前言

工作之余和chatgpt玩了一下cosplay角色扮演,嘿嘿,由chatgpt当我的老师,我来做他的学员,来帮助我学习python爬虫,废话少说,事情多做,我们开始展示!

这里我告诉他让她做我的私教老师来帮助我学习python爬虫,他给出了4个阶段,本章我们练习初级的内容,对于一个有多年开发经验的工程师来说这些当然还是很easy的,感兴趣的小伙伴可以跟着煮啵一起学习一下辣。。。

小练习

理论学习任务:
  1. 学习 HTML 基础结构(div, a, img, ul, li等标签)

  2. 学会使用 requests 发送 GET 请求

  3. 学会用 BeautifulSoup 提取信息(select, find, get_text()

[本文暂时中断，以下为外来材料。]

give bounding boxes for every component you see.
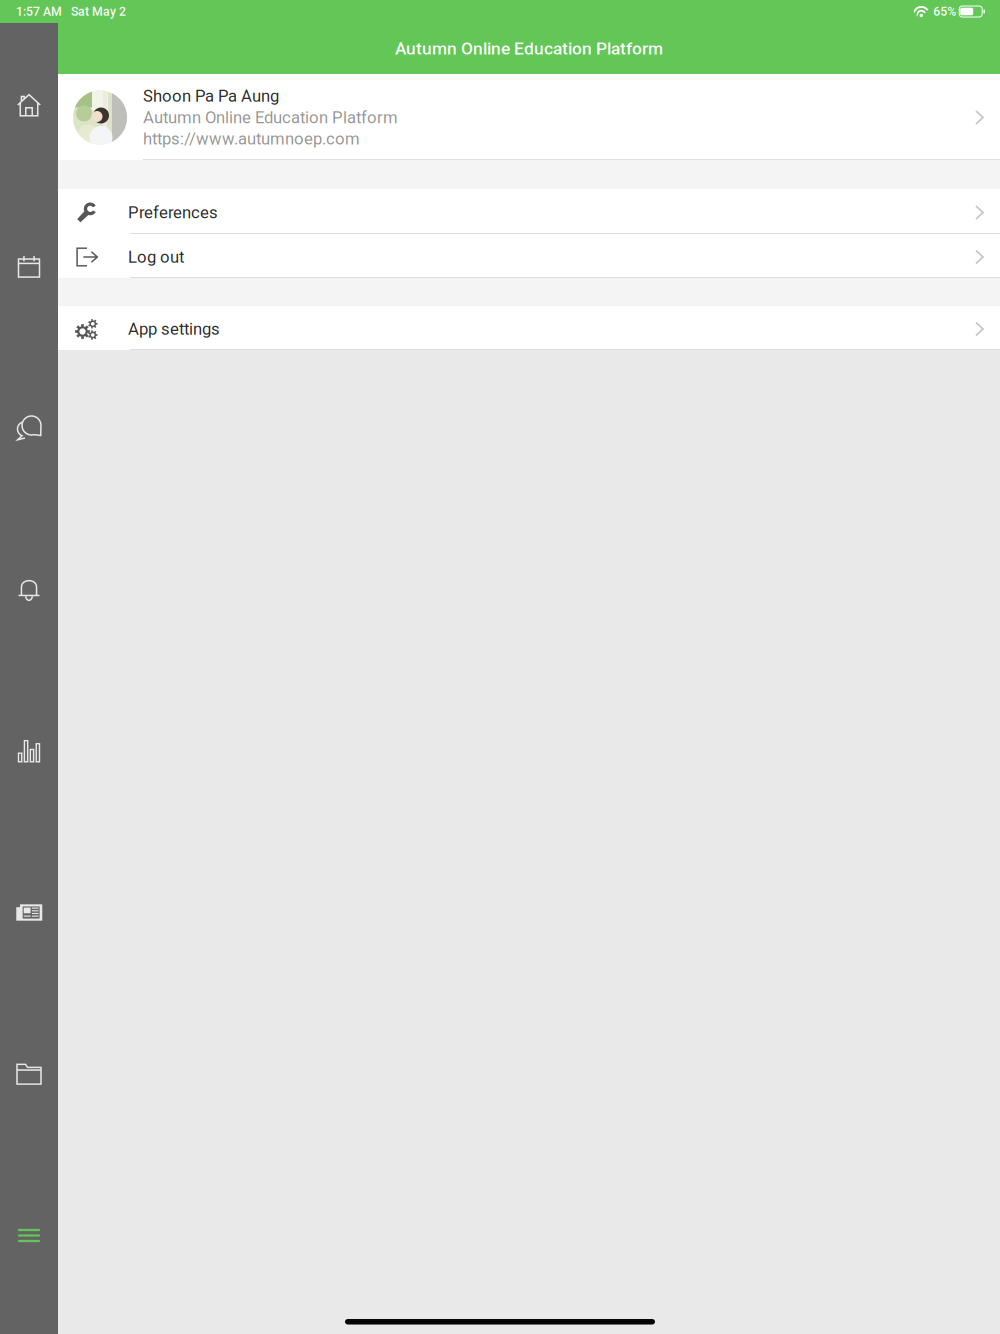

以上这些理论学习的任务就不详细介绍了,大家可以自行学习一下。

实践任务一(热身)

目标网站:Quotes to Scrape

任务内容:

  • 抓取前3页的所有名人名言和作者

  • 将数据保存为 quotes.csv

输出格式示例:

quotes.csv
quote author
The world as we have created it is a process of our thinking. Albert Einstein
实践任务一代码

要求:独立完成,不依赖于AI或浏览器

import csv

import requests
from bs4 import BeautifulSoup
import os

# 定义网站地址
url = 'https://quotes.toscrape.com'

# 定义请求头User-Agent 模拟浏览器行为
headers = {
    'User-Agent': 'Mozilla/5.0 (Windows NT 10.0; Win64; x64) AppleWebKit/537.36 (KHTML, like Gecko) Chrome/137.0.0.0 Safari/537.36 Edg/137.0.0.0'
}

# 定义最大页码
page_max = 3

# 存储地址
save_dir = 'D:\\crawler\\quotes'
os.makedirs(save_dir, exist_ok=True)  # 若目录不存在则创建
filepath = os.path.join(save_dir, 'quotes.csv')

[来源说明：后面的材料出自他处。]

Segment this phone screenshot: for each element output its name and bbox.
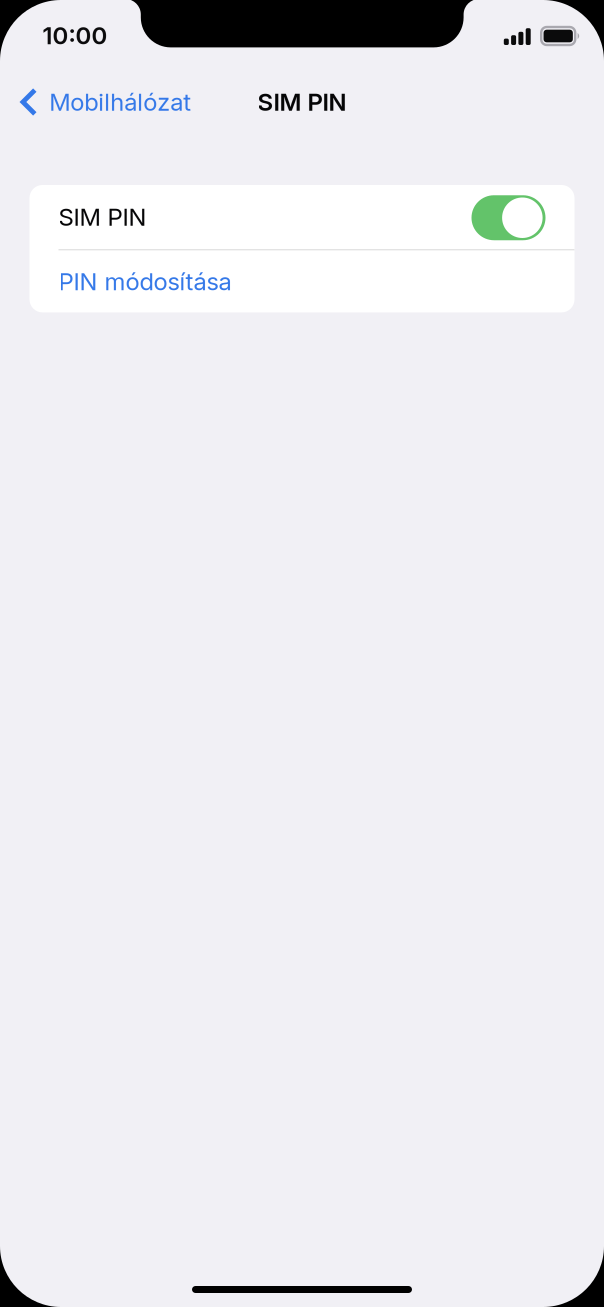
button[interactable]: PIN módosítása xyxy=(30,250,574,312)
staticText: 10:00 xyxy=(42,21,108,50)
staticText: Mobilhálózat xyxy=(49,88,191,116)
staticText: PIN módosítása xyxy=(58,267,232,296)
button[interactable]: SIM PIN xyxy=(30,185,574,249)
staticText: SIM PIN xyxy=(58,202,146,232)
button[interactable]: Mobilhálózat xyxy=(0,80,201,124)
button[interactable]: SIM PIN kapcsoló, be xyxy=(472,194,546,240)
staticText: SIM PIN xyxy=(258,88,346,116)
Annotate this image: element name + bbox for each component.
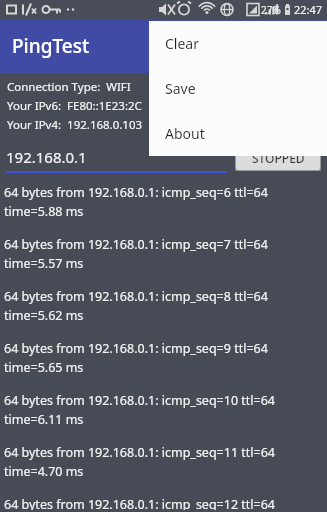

with open(filepath, 'w', newline='', encoding='utf-8') as f:
    writer = csv.writer(f)
    # 写入表头
    writer.writerow(['quote', 'author'])
    for page_num in range(1, page_max + 1):
        if page_num == 1:
            page_num_url = url
        else:
            page_num_url = url + '/page/' + str(page_num) + '/'
        print('>>>>>> 正在处理第', page_num, '页 <<<<<<')

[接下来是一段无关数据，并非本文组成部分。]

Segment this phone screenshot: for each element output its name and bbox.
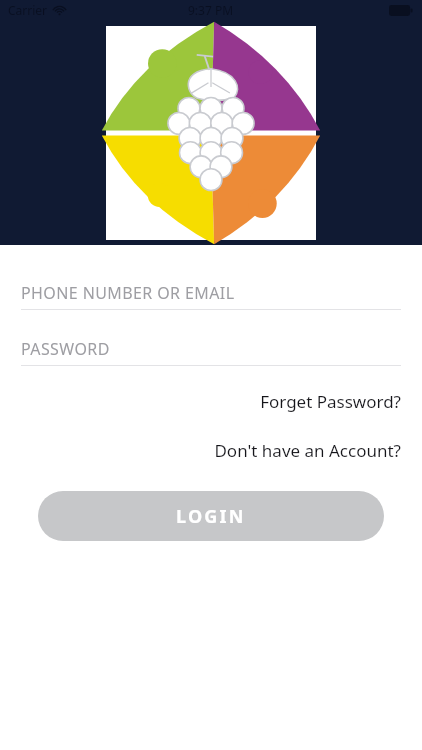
button[interactable]: PHONE NUMBER OR EMAIL <box>0 277 422 310</box>
staticText: PHONE NUMBER OR EMAIL <box>21 282 235 304</box>
staticText: Forget Password? <box>260 390 401 413</box>
staticText: Don't have an Account? <box>214 439 401 462</box>
button[interactable]: Don't have an Account? <box>0 439 422 462</box>
button[interactable]: Forget Password? <box>0 390 422 413</box>
button[interactable]: PASSWORD <box>0 333 422 366</box>
button[interactable]: LOGIN <box>38 491 384 541</box>
staticText: 9:37 PM <box>188 2 234 18</box>
staticText: Carrier <box>8 2 48 18</box>
staticText: LOGIN <box>176 504 246 529</box>
staticText: PASSWORD <box>21 338 110 360</box>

        soup = BeautifulSoup(requests.get(page_num_url, headers=headers).text, 'html.parser')
        quote = soup.select('div.quote span.text')
        author = soup.select('small.author')
        # 用 zip 保证一一对应
        for quote_item, author_item in zip(quote, author):
            quote_text = quote_item.text.strip()
            author_text = author_item.text.strip()
            writer.writerow([quote_text, author_text])  # 写入一行数据
实践任务二(入门图像爬虫)

目标网站:彼岸图网

任务内容:

  • 爬取第一页所有图片的名称和地址

  • 下载图片到本地目录

  • 若文件已存在,跳过下载

实践任务二代码
import os
import re

import requests
from bs4 import BeautifulSoup

# 定义网站地址
url = 'https://pic.netbian.com'
# 定义请求头User-Agent 模拟浏览器行为
headers = {
    'User-Agent': 'Mozilla/5.0 (Windows NT 10.0; Win64; x64) AppleWebKit/537.36 (KHTML, like Gecko) Chrome/137.0.0.0 Safari/537.36 Edg/137.0.0.0'
}
# 定义最大页码
max_page = 1167
# 图片存放地址
save_dir = 'D:\\crawler\\wallpaper'
os.makedirs(save_dir, exist_ok=True)  # 若目录不存在则创建

"""剔除非法字符"""


def sanitize_filename(alt):
    return re.sub(r'[\\/:*?"<>|\r\n\t]', '_', alt)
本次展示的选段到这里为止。